People couldn’t stay in the library overnight even if they wanted to. It created the perfect opportunity for students to explore what the city has to offer in terms of off-campus food.
Unfortunately for me, the two credits of classes that I had decided to take made my daily schedule too awkward to go to as many restaurants as I wanted. I had several two-hour breaks every day that could’ve worked, but I didn’t want to risk ruining any good food experiences by rushing back to campus. Outside of straight up skipping class, the only free time I had to try a restaurant was on Monday, January 15.
Since I was going to get only one shot at it, I wanted to go to one of the best places the promotion had to offer in terms of dinner. Luckily, the friend I was going with was indifferent, and so I got to choose the restaurant.
I knew I wanted one of the $35 dinner deals for a fancy experience and quality assurance. Plenty of restaurants participated in the promotion on this pricier end of the spectrum. But my choice actually felt limited in the end: Most of these pricey restaurants had primarily seafood offerings.
Now I’m not a fan of any seafood except shrimp (and certain types of fish, but only when they’re prepared and cooked exactly the way my mom does). This meant I had to choose a fancy restaurant that didn’t play up seafood. La Cuchara ended up being my final pick, with dinner offerings of you-can’t-go-wrong-with chicken or beef. It’s a French restaurant, although the name confused me, because I definitely learned the word cuchara in Spanish.
I set the reservation for 6:15 p.m., and my friend and I intended to Blue Jay Shuttle over. After all, it was conveniently located in Hampden. However, what we didn’t account for was the fact that it was a holiday — it was Martin Luther King Jr. Day, and the shuttle wasn’t running. Whatever.
One of the selling points of the restaurant was that it was close to campus in the first place, being in Hampden and all. It wasn’t too late. So my friend and I decided to walk.
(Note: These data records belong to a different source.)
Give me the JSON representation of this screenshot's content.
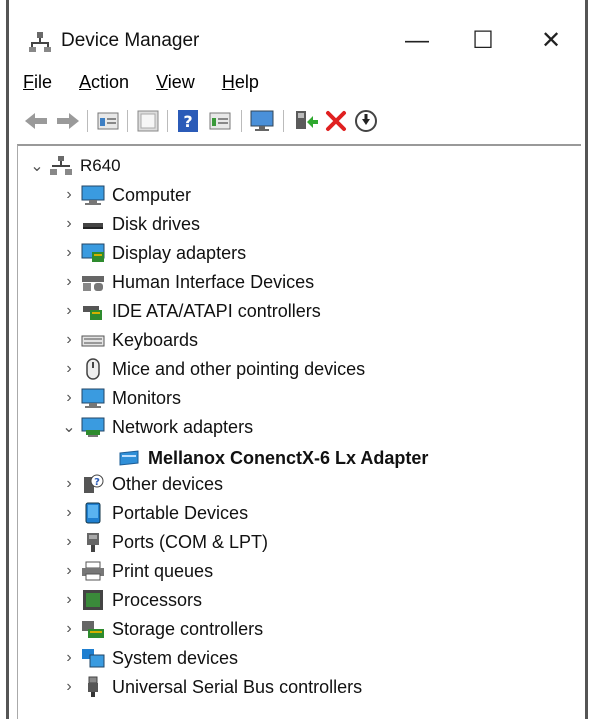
{
  "window": {
    "title": "Device Manager",
    "controls": {
      "minimize": "—",
      "maximize": "☐",
      "close": "✕"
    }
  },
  "menu": [
    {
      "label_u": "F",
      "label_rest": "ile"
    },
    {
      "label_u": "A",
      "label_rest": "ction"
    },
    {
      "label_u": "V",
      "label_rest": "iew"
    },
    {
      "label_u": "H",
      "label_rest": "elp"
    }
  ],
  "toolbar_icons": [
    "back-arrow-icon",
    "forward-arrow-icon",
    "properties-icon",
    "show-hidden-icon",
    "help-icon",
    "details-icon",
    "monitor-icon",
    "enable-device-icon",
    "uninstall-icon",
    "update-driver-icon"
  ],
  "tree": {
    "root": {
      "label": "R640",
      "expanded": true
    },
    "categories": [
      {
        "label": "Computer",
        "icon": "computer-icon",
        "expanded": false
      },
      {
        "label": "Disk drives",
        "icon": "disk-drive-icon",
        "expanded": false
      },
      {
        "label": "Display adapters",
        "icon": "display-adapter-icon",
        "expanded": false
      },
      {
        "label": "Human Interface Devices",
        "icon": "hid-icon",
        "expanded": false
      },
      {
        "label": "IDE ATA/ATAPI controllers",
        "icon": "ide-controller-icon",
        "expanded": false
      },
      {
        "label": "Keyboards",
        "icon": "keyboard-icon",
        "expanded": false
      },
      {
        "label": "Mice and other pointing devices",
        "icon": "mouse-icon",
        "expanded": false
      },
      {
        "label": "Monitors",
        "icon": "monitor-icon",
        "expanded": false
      },
      {
        "label": "Network adapters",
        "icon": "network-adapter-icon",
        "expanded": true,
        "children": [
          {
            "label": "Mellanox ConenctX-6 Lx Adapter",
            "icon": "network-card-icon"
          }
        ]
      },
      {
        "label": "Other devices",
        "icon": "other-devices-icon",
        "expanded": false
      },
      {
        "label": "Portable Devices",
        "icon": "portable-device-icon",
        "expanded": false
      },
      {
        "label": "Ports (COM & LPT)",
        "icon": "port-icon",
        "expanded": false
      },
      {
        "label": "Print queues",
        "icon": "printer-icon",
        "expanded": false
      },
      {
        "label": "Processors",
        "icon": "processor-icon",
        "expanded": false
      },
      {
        "label": "Storage controllers",
        "icon": "storage-controller-icon",
        "expanded": false
      },
      {
        "label": "System devices",
        "icon": "system-devices-icon",
        "expanded": false
      },
      {
        "label": "Universal Serial Bus controllers",
        "icon": "usb-icon",
        "expanded": false
      }
    ]
  },
  "chevrons": {
    "collapsed": "›",
    "expanded": "⌄"
  }
}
It was a poor choice to make. As we walked, the day darkened before our eyes, all while we set foot on weird roundabout trails that Google Maps told us to follow. There was a good 10 minutes of walking on empty highway while looking around nervously to see if we were being followed. When the trail did involve sidewalk, there would be a barbed wire fence running on the side. It wasn’t until this somewhat spooky experience that I realized how much I took campus security for granted.
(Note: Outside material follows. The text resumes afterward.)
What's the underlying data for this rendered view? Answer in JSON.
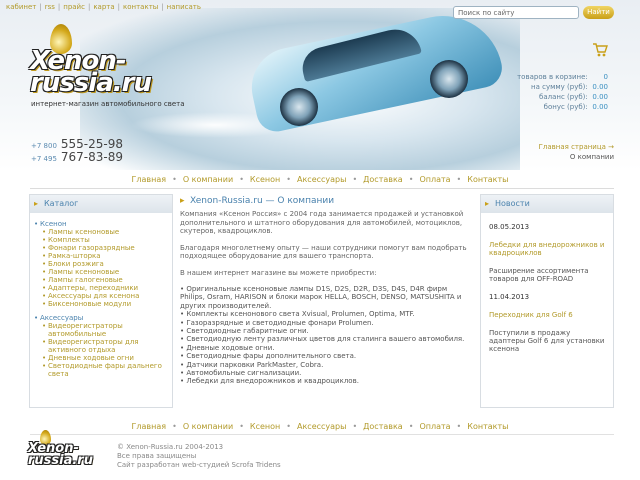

When we finally made it to La Cuchara, late to the reservation by only a few minutes, my friend and I both felt relief over the fact that we were still alive with our belongings intact. It was obvious to us that an Uber back was going to be mandatory.
Here’s the million-dollar question my story has been leading up to: Was the trip worth making? Definitely. The restaurant had a cozy but classy vibe. My friend and I had to be the only undergraduate students around. Most people were middle aged. Our server also kept coming over to offer drinks. We both declined. But I had this sneaking suspicion that he wouldn’t have asked for IDs, even if we’d said yes.
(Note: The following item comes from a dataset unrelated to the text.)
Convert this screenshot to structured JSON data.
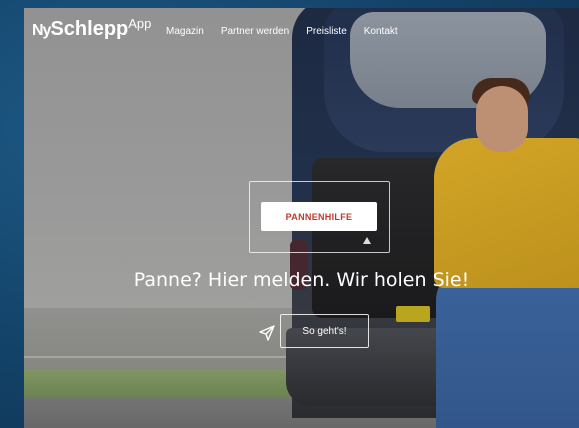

Of course, the food was absolutely amazing. My favorite type of meat is cow meat, so I picked beef shin for my main course. It was delicious, and the chunk of meat they gave me was intimidatingly tall. However, I devoured it in no time — so I didn’t exactly savor it too much. In fact, I don’t really remember its taste all that much anymore.
I know it definitely compares to some of my favorite main courses I’ve had outside of Baltimore, most of which involve steak. The dessert I had afterwards was beautiful and simplistic: It was basically a brownie but with a thick, unflavored shell. The shell did compliment the inner sweetness well by keeping it under control and not overwhelming the taste buds.
But the real highlight of my meal was the appetizer: butternut squash velouté, which was basically a thick, sweet creamy puree that had some indescribably intricate, subtle flavoring. I used it as a dip for the complementary slices of bread offered, and the combination of flavors and textures was just mind-blowing.
I could definitely have spent the whole meal eating refills of the velouté and bread. I would probably not complain even a peep if that became the only thing I was allowed to eat for the rest of the year.
Just reflecting on this meal makes me want to go back again but, this time, by car.